Matching Switch Type to Use Case
This isn't a top-ten list. It's a few honest matchups based on the numbers above.
Gaming
Consistency beats feedback. You want a linear with low pre-travel and a predictable, even force curve so every press registers the same. Tactile bumps and clicks add nothing but distraction at speed. A light, smooth linear like the HMX Butter Linear around 57g is the safe default.
Typing and programming
A tactile with the bump near the top of travel, like the HMX Frog Tactile, lets you feel actuation and ease off before bottoming out, which can reduce fatigue over a long day. If you prefer linears, a slightly progressive spring gives a satisfying landing on the longer words.
Office and shared spaces
There's a clear noise ladder. Clicky is loud and will annoy your neighbors. Standard linears and tactiles are moderate. Silent options like the Gateron Silent Linear and the Turtle Silent Tactile use dampening pads in the housing to mute both the bottom-out and the upstroke, and they're the only socially safe choice in a quiet room. I switched my office board to a silent linear after a coworker started shooting me looks, and the looks stopped.
Endgame curiosity
Once you've felt enough switches you'll start wanting things no factory makes: this housing, that stem, this spring. That's Frankenswitching, and our intro to Frankenswitches shows how mixing parts lets you build a force curve and sound signature to taste.
Price Comparison and Budget Options
Switch pricing has gotten genuinely friendly, and you don't have to spend big to get good. The HMX linears land in the budget-to-midrange band and punch well above their price, which is why they're the ones I hand to people who don't want to drop a fortune on their first good set. For a full board you're usually buying 70 to 100 switches, so the per-switch price adds up fast: even a 50-cent difference per switch is real money across a build. My honest take after buying far too many: the gap between a cheap switch and a premium one is much smaller than the gap between an unlubed switch and a lubed one. Buy a solid midrange switch like the Capybara Linear or HMX Latte Linear, spend the saved money on lube and a couple of tools, and you'll out-feel a more expensive stock switch every time.
How to Test and Evaluate Switches Before Committing
Switch testers vs. a full set
A tester tells you the feel of a single switch in isolation: the bump, the weight, the smoothness. It cannot tell you how that switch sounds in your board, because acoustics come from the case, plate, keycaps, and the room. Use a tester to narrow the type and weight, then accept that final sound is a build-level question.
Switch Samplers from Kinetic Labs
The on-desk thock test
A single switch clicked on a desk sounds nothing like a full board. Board acoustics either mask or expose a switch's character, so judging sound from one switch on a hard surface is a trap. I've watched people at meetups click a switch on a table, declare it the best they've ever heard, then go quiet once it was in an actual case and sounded completely different. The only reliable test is a populated board in the room you'll actually use it in.

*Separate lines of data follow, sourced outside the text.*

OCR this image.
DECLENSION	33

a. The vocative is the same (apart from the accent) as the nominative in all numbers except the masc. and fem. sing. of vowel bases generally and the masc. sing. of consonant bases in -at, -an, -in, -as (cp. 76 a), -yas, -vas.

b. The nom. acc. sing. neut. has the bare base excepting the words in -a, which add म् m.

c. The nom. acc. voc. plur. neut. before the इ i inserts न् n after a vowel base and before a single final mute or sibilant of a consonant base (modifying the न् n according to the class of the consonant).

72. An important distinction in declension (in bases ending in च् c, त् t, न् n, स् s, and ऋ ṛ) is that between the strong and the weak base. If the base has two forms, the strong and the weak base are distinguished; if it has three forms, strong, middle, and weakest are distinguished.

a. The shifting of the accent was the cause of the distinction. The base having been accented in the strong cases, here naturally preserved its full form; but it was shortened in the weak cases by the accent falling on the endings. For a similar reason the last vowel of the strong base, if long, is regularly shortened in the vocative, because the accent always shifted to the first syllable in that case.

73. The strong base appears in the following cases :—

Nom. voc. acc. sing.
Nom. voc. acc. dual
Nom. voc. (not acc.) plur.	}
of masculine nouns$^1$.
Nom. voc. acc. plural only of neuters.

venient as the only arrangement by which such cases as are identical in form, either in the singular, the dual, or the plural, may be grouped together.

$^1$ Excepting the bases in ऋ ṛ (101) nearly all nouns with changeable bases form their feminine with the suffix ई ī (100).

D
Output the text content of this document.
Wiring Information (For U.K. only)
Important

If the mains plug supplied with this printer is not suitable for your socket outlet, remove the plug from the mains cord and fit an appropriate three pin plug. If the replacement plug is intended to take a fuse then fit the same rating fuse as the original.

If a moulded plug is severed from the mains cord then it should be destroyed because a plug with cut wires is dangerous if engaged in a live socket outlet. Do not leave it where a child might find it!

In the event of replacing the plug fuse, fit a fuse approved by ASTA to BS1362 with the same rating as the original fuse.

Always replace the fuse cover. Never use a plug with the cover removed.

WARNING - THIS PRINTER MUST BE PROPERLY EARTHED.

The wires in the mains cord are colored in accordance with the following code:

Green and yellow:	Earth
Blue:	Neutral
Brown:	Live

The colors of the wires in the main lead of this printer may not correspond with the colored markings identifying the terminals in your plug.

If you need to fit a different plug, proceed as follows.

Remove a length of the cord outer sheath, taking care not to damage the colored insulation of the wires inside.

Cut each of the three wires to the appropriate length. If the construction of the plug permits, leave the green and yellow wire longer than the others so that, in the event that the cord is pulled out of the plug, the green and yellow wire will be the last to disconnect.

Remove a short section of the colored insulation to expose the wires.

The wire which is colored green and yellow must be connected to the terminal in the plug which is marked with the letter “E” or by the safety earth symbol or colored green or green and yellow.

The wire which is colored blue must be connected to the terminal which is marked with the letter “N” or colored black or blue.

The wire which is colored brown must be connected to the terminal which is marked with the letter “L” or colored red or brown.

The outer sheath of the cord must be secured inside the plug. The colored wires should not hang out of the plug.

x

Why "less than perfect" switches are great for practice
Before you lube an expensive set, practice on something you won't cry over. B-stock switches are ideal lube fodder, and as we argue in why less than perfect switches are perfect, cosmetic flaws rarely affect how a switch performs once it's in a board. Buy a cheap bag, open them, lube them, ruin a few, and learn the feel. By the time you do it on a set you care about, your hands already know the job.
The short version: stop shopping by color and start shopping by curve. Read the actuation-to-bottom-out delta, check the pre-travel against your use, match the pin count to your PCB, and remember the plate gets a vote. Do that and the full switch selection stops being a wall of marketing colors and starts being a set of measurable choices you can actually reason about.